O escopo era também extenso, mas o contrato era de dois anos, não cinco, e foi fechado com a Meta, uma parceira da SAP, e não diretamente com a multinacional, o que certamente reduz os custos.
Outros fatores que podem elevar o preço do projeto do Butantan são uma maior complexidade da operação, a necessidade de integração com outros sistemas ou uma eventual escassez de profissionais SAP com conhecimento da indústria de farma, tornando os disponíveis mais caros.
Ao longo dos anos, o Baguete falou de relativamente poucos projetos da SAP nesse segmento no Brasil, incluindo nomes como Kley Hertz, Sanofi, Myralis e Eurofarma.
Fazendo a mais uma comparação entre Corsan e Butantan, a multinacional alemã é líder disparada em utilities no Brasil, afirmando ter uma participação de mercado de 80%.
O Instituto Butantan é um centro de pesquisa biológica ligada à Secretaria de Estado da Saúde de São Paulo desde a fundação em 1901.
Com atuação na produção de vacinas, o Instituto se tornou um nome conhecido da população pela produção da CoronaVac, um dos imunizantes mais usados no Brasil contra o coronavírus (a atuação do Instituto foi celebrada pelo MC Fioti, em um vídeo com bilhões de visualizações, literalmente).
Já a Fundação Butantan, criada em 1989 por um grupo de médicos e professores, tem uma atuação mais controversa, como, aliás, não chega a ser incomum com organizações nesse tipo, que combinam características da iniciativa privada, mas ao mesmo tempo tem uma relação próxima com entes públicos.
Em fevereiro, a Folha de São Paulo revelou que três procuradores do Ministério Público de Contas (MPC) de São Paulo publicaram pareceres críticos ao modelo de relação entre o Instituto e a Fundação, apontando que a fundação na verdade estaria istrando o instituto sem a devida transparência.
Procurada pela Folha, a Fundação Butantan disse que os apontamentos dos promotores estavam "absolutamente equivocados e demonstram, no mínimo, desconhecimento do órgão em relação ao modelo de fundações".
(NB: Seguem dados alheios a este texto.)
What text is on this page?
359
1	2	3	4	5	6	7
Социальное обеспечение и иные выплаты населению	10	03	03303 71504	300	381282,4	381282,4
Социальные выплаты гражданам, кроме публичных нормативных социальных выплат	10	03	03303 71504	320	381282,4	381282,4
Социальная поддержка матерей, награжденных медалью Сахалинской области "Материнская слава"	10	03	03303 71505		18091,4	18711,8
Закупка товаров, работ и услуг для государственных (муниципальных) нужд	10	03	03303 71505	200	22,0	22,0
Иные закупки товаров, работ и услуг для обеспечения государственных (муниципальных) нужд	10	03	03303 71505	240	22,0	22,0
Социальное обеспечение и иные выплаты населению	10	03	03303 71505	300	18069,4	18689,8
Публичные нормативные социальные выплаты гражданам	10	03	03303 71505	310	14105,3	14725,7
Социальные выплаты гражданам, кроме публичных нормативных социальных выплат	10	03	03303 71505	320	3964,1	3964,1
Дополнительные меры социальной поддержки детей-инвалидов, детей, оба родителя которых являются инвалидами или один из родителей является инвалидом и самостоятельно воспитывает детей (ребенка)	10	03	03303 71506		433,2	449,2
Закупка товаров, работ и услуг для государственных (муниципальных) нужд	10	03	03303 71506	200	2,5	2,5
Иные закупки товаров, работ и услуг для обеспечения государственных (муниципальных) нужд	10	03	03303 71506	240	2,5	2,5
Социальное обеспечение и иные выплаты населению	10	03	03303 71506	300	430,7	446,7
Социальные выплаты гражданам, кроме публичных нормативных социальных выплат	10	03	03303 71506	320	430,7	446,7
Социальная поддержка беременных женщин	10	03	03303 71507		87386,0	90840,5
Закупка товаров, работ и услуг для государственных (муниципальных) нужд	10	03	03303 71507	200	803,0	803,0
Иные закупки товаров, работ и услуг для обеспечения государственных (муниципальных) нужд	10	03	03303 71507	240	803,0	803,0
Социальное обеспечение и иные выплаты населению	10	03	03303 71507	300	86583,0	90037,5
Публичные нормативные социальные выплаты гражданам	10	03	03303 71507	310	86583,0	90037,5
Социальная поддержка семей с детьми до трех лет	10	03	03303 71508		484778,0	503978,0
Um sistema de gestão serve basicamente para organizar processos de trabalho, financeiros e de produção, introduzindo as chamadas melhores práticas, mas também cristalizando o modus operandi já existente dentro de uma organização, e, em parte, na relação com outras organizações próximas.
No caso da Fundação Butantan, isso pode se provar complexo.
NOTA DO BUTANTAN
O Instituto Butantan esclarece que o produto da empresa SAP, contratado com o objetivo de implementar um complexo sistema de gestão, foi adquirido pela Fundação Butantan, entidade privada e sem relação ou subordinação com autoridades públicas. E por ser uma entidade privada, a Fundação possui regulamento de compra próprio, que foi seguido e cumprido, não havendo necessidade de processo licitatório.
A Fundação preza pela transparência e, tendo isso em vista, disponibiliza em seu site relatórios de atividade e valores de contratos firmados com empresas para os mais diferentes projetos.